Als Jennings 2013 mit dem Schreiben
der ersten Villanelle-Erzählung begann,
war er bereits als Schriftsteller ziemlich erfolgreich,
sogar schon für den Booker Prize nominiert. Jennings
wollte etwas Unterhaltsames schaffen; die Charaktere
folgten dabei keinem der typischen Klischees des
Thriller-Genres. Und so wurde Villanelle geboren. „Sie
sprang völlig ausgearbeitet in meinen Kopf“, erzählt
Jennings. „Ich hatte vorher viel über Psychopathie
gelesen und dachte darüber nach, was ihr als Kind
passiert sein könnte, um als Erwachsene so zu werden.“
Seine Absicht war es nicht, einen weiteren typischen
Bildschirm-Psychopathen ins Leben zu rufen, der ganz
ohne Gefühle und Emotionen auskommt.
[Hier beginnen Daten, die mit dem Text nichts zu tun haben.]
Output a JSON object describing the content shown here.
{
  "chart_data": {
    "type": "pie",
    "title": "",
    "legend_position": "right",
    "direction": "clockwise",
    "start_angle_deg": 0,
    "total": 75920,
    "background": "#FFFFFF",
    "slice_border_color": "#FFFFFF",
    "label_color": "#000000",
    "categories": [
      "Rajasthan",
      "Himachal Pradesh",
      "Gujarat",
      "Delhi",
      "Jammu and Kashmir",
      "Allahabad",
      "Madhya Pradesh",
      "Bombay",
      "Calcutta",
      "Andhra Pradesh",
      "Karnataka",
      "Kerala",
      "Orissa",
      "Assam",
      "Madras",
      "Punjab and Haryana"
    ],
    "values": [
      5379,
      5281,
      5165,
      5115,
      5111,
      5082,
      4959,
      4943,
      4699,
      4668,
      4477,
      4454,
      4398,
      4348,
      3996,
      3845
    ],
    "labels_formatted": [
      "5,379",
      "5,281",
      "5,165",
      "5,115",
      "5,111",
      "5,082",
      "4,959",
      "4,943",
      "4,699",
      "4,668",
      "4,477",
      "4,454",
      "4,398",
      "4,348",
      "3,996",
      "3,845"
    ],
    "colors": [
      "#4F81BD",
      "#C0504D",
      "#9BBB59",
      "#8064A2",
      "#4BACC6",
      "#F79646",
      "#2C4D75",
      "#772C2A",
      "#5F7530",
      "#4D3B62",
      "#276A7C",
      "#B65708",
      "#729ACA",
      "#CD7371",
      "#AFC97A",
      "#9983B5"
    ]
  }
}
Er las Studien
über Psychopathen, die sich selbst ihrer eigenen
Psychopathie bewusst waren, sich aber nicht
dafür schämten. Ebenfalls beschäftigte er sich mit
Theorien, die behaupten, dass Psychopathen Liebe
spüren oder Einfühlungsvermögen
haben könnten. Diese Gefühle würden
aber abgespalten von ihren anderen
Gefühlen wahrgenommen. Er wollte das
erschreckendste Monster erschaffen, was
man sich vorstellen kann – eine Person,
die ohne Motiv und aus purem Spaß die
grauenvollsten Taten begeht.
Die DNA von Villanelle setzt sich aus
verschiedenen Faktoren zusammen.
Einerseits wurde Jennings vom Leben
der Terroristin Idoia López Riaño
(alias La Tigresa) inspiriert, die in
den 1980ern in der baskischen
Separatistengruppe ETA aktiv war. „Da sie so gebildet
und attraktiv war, hätte sie sich ohne Schwierigkeiten
ein erfolgreiches Leben außerhalb der Terrorgruppe
aufbauen können. Aber sie schien das Morden regelrecht
zu genießen.“ Jennings orientierte sich also an den
Charaktereigenschaften eines lebendigen Vorbilds, als
er die düsteren Comic-Morde entwarf, die immer viel
komplizierter sind, als sie eigentlich sein müssten.